Despite agreeing to a temporary respite from their siege yesterday, rebels up the road in the small village of Shingliballa are clearly throwing the gauntlet down at the president's feet.

"If the government does not accept our demand that he end all support for the US bombing of our brothers in Afghanistan, our boys will close down the road once and for all," says the elderly Mullah Mohammad Akhbar, the religious and political chief here.

Analysts in Lahore and Islamabad are warning that road blockades, which have also included the seizure of a remote airstrip adjacent to the Silk Road in the town of Chilas, are the start of a broader campaign by the Council for the Defence of Afghanistan to try to destabilize the entire country. The Council is controlled by two senior religious clerics, Maulana Sami ul Haq and Maulana Fazlur Rehman, who had been placed under house arrest at the outset of the US strikes on Afghanistan.

The Shingliballa rebels, like other bands farther north of here, are a motley assortment of former Afghan mujahideen and Kashmir militants. Most are Pashtun peasants aggrieved by the deaths of their fellow tribesmen across the border in western Afghanistan.

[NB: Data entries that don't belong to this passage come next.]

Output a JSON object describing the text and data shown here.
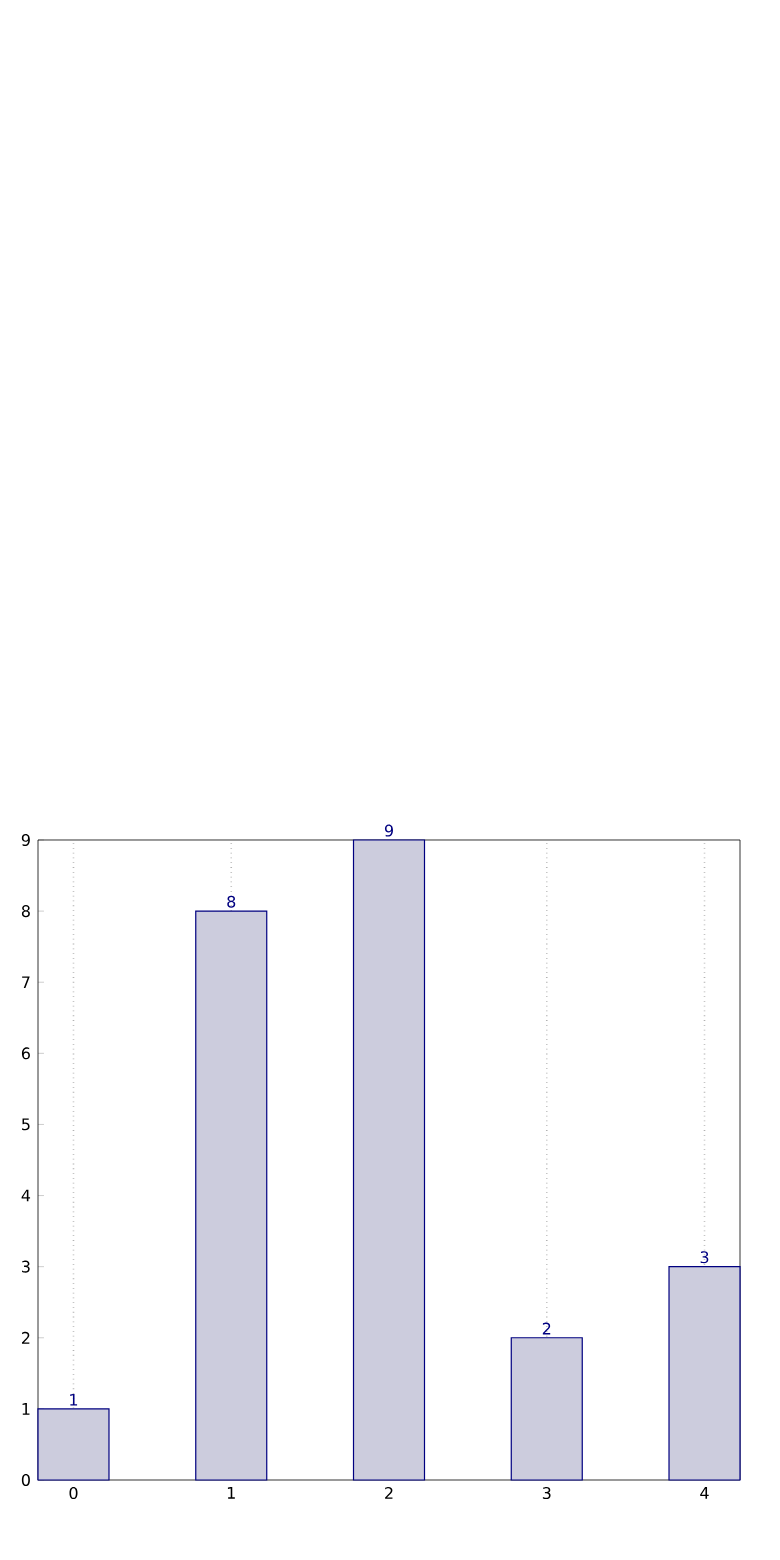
{
  "chart_data": {
    "type": "bar",
    "x": [
      0,
      1,
      2,
      3,
      4
    ],
    "values": [
      1,
      8,
      9,
      2,
      3
    ],
    "color": "#ccccdd",
    "xlim": [
      -0.225,
      4.225
    ],
    "ylim": [
      0,
      9
    ],
    "xticks": [
      0,
      1,
      2,
      3,
      4
    ],
    "yticks": [
      0,
      1,
      2,
      3,
      4,
      5,
      6,
      7,
      8,
      9
    ],
    "grid": "x",
    "data_labels": true
  }
}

Tens of thousands of impoverished Pashtuns from Afghanistan live in thin tents in the Himalayan highlands, subsisting on government handouts or nothing at all.

Crowds of Pakistani Pashtuns from across the nearby mountains gather daily in the valley beneath Shingliballa to trade rumors about what Musharraf's next move would be.

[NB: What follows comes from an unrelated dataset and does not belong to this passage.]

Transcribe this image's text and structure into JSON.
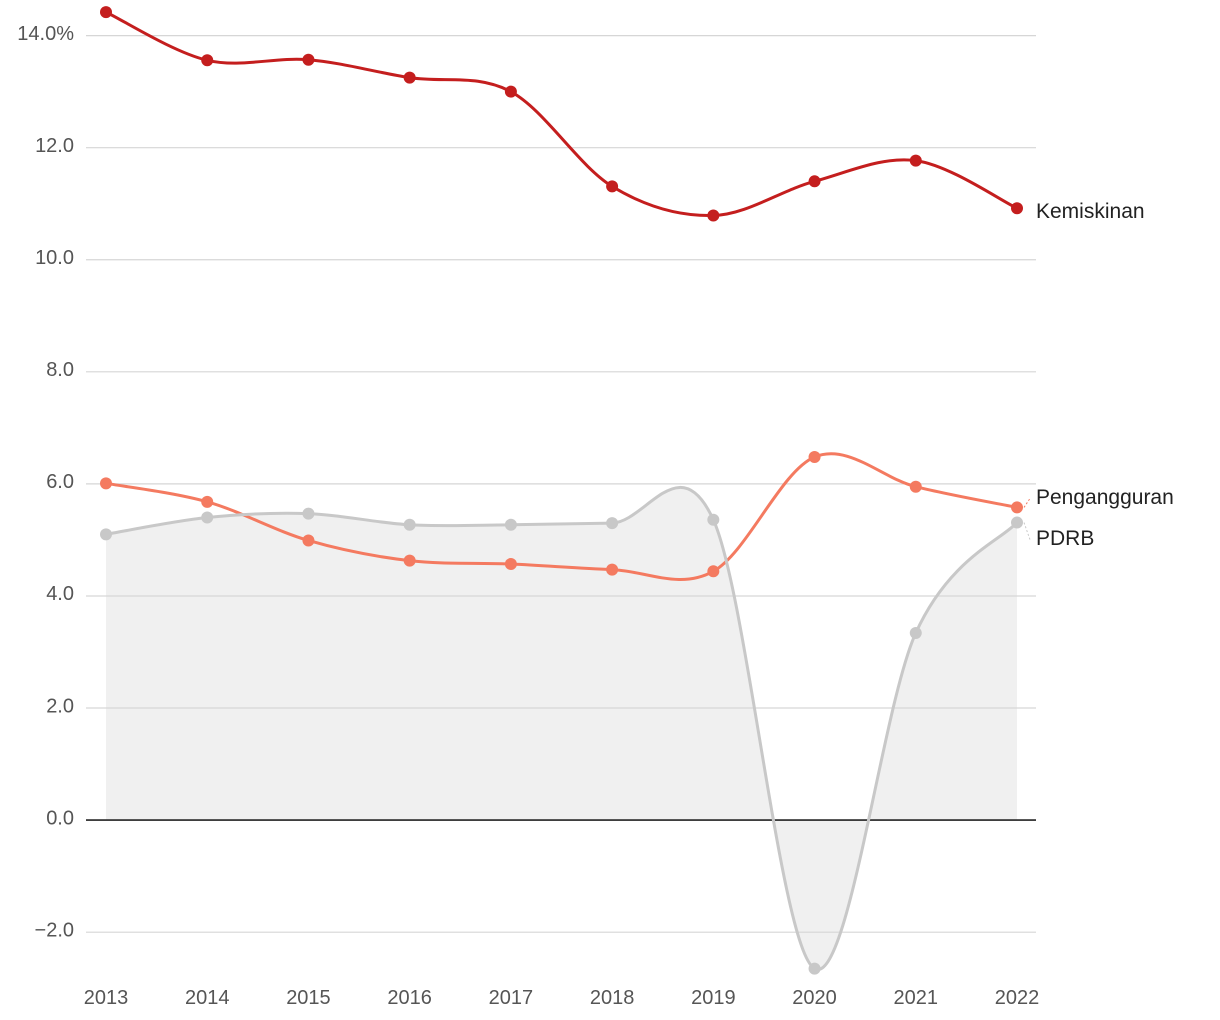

Abdul Rehman, who also claims to be an organizer of the roadblocks says, "We are taking control of northern Pakistan because the American government is slaughtering our fellow Muslims. They blame the Sept. 11 attacks on Osama, but we know it was a Jewish conspiracy."

Mr. Rehman pointed to the steep Himalayan hillsides in all four directions: "We have 4,000 fighters ready to defend this highway. We are demanding that the attacks on Afghanistan end, that Pakistan stop supporting them, that Musharraf release our leaders, and that Pakistan become a country guided by Sharia [Islamic law.]